# Red tegu breeders



## Joe white (Aug 10, 2014)

*I NEED HELP*
I've been looking into getting a red argentine tegu but can't find any breeders in the uk. If anyone knows of any or any breeders that send tegus to the uk it would be greatly appreciated.


----------



## Joe white (Aug 10, 2014)

If there aren't any is there any breeders of other tegu types in the uk. Btw I live in the ne of England . Newcastle


----------



## Josh (Aug 12, 2014)

I don't know of any specifically that are located in the UK. Have you tried asking the usual suspects in the US if they will ship?


----------



## Joe white (Aug 13, 2014)

Josh said:


> I don't know of any specifically that are located in the UK. Have you tried asking the usual suspects in the US if they will ship?

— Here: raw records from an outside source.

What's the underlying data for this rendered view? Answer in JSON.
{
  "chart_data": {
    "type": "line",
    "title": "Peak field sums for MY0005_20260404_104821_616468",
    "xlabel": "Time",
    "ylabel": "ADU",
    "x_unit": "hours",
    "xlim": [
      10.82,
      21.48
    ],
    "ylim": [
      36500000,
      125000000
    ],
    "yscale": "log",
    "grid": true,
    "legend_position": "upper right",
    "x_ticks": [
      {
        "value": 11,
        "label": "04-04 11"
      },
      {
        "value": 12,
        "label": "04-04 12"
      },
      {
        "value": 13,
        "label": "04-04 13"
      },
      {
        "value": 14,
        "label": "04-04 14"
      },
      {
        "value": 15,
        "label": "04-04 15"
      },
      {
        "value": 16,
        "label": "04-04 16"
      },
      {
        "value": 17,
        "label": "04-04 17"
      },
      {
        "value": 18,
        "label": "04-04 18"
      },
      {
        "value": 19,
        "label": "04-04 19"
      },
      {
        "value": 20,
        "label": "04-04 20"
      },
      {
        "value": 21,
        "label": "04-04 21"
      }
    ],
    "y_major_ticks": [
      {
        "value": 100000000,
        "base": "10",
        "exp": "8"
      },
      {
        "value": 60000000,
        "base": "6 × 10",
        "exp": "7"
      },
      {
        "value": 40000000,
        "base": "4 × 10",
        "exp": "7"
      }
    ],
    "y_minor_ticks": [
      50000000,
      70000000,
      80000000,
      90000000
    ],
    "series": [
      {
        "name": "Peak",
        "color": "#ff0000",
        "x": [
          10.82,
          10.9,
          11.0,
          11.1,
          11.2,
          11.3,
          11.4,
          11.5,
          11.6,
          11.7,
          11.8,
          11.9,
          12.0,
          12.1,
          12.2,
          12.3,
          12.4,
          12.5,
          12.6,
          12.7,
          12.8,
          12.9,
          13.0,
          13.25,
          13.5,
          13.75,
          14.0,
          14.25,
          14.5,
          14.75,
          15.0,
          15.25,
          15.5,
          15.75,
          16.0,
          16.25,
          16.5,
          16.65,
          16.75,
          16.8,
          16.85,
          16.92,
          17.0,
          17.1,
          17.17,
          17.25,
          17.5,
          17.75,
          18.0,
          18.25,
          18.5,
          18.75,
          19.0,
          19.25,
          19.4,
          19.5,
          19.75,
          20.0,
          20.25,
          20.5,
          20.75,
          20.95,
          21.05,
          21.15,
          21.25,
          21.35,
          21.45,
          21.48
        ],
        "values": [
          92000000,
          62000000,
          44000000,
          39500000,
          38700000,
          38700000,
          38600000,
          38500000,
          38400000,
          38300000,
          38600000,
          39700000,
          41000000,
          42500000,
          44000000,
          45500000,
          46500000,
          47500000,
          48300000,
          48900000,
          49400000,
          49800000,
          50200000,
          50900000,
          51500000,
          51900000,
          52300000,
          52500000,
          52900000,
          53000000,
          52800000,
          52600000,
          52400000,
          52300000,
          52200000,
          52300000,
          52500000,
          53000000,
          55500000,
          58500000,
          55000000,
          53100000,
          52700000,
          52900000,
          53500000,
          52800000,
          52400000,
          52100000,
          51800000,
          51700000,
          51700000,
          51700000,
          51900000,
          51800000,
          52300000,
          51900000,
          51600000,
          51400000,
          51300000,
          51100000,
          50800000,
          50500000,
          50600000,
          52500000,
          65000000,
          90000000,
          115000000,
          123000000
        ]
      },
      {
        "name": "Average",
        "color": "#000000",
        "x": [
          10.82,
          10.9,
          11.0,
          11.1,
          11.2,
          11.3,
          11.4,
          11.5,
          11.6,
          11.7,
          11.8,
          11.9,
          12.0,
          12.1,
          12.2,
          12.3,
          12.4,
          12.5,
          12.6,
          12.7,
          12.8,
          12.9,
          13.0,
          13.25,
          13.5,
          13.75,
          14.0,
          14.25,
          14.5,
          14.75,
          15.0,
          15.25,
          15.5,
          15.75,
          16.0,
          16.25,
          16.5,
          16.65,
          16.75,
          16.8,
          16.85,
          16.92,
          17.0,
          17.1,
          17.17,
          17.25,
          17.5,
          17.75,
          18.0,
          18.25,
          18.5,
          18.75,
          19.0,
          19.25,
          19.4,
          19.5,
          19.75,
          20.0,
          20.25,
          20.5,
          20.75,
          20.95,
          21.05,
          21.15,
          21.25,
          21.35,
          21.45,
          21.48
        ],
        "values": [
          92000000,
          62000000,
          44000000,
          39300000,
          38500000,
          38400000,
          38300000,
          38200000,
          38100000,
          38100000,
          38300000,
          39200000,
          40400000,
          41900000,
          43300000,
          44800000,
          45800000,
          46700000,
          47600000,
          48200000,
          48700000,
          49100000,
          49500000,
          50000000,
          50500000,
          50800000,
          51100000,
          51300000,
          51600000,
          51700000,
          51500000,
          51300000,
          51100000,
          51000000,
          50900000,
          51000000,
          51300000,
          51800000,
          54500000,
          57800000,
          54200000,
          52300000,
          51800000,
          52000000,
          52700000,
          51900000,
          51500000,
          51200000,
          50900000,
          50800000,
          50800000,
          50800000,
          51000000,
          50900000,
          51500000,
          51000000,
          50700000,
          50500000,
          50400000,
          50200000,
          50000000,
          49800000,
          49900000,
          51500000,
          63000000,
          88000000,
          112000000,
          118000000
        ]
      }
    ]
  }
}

i have found ones that ship but tegus come under the CITES Act which meens lot of paperwork and alot of time and money


----------



## gavti (Aug 20, 2014)

Their is breeders in the uk but it's if they have had any joy breeding them....reds apparently used to be cheaper and easy to get and are now more expensive and harder to come by....

I'm also from newcastle so if u want a red I know team reptiles def had/has 2....that "arnt for sale" unless you have a handful of cash.....

Your next bet is to speak to Paul at seaham pets and gardens. Great bloke and will try his best to get you what you want.(also sweet collection of monitors and tegus)
And finally blaydon exotics....they seem to always have a turn around of tegus, again "not for sale" unless you have a handful of cash hence the 2 reds now at team reptiles, seen Colombian b n w.... Arg b n w and a gold sold from their...

Hope that helps......also know a German breeder of blues like mine but again with cities your looking at a fortune


----------



## Christian Broesbøl Heise (Sep 11, 2014)

i know of a guy named Bertie Manning Nichol who just had a succesful clutch of reds  Look him up on Facebook


----------



## laurarfl (Dec 27, 2014)

Renske and Jan at Quolibet have gorgeous tegus http://www.tegubreeder.com/about-us/#


----------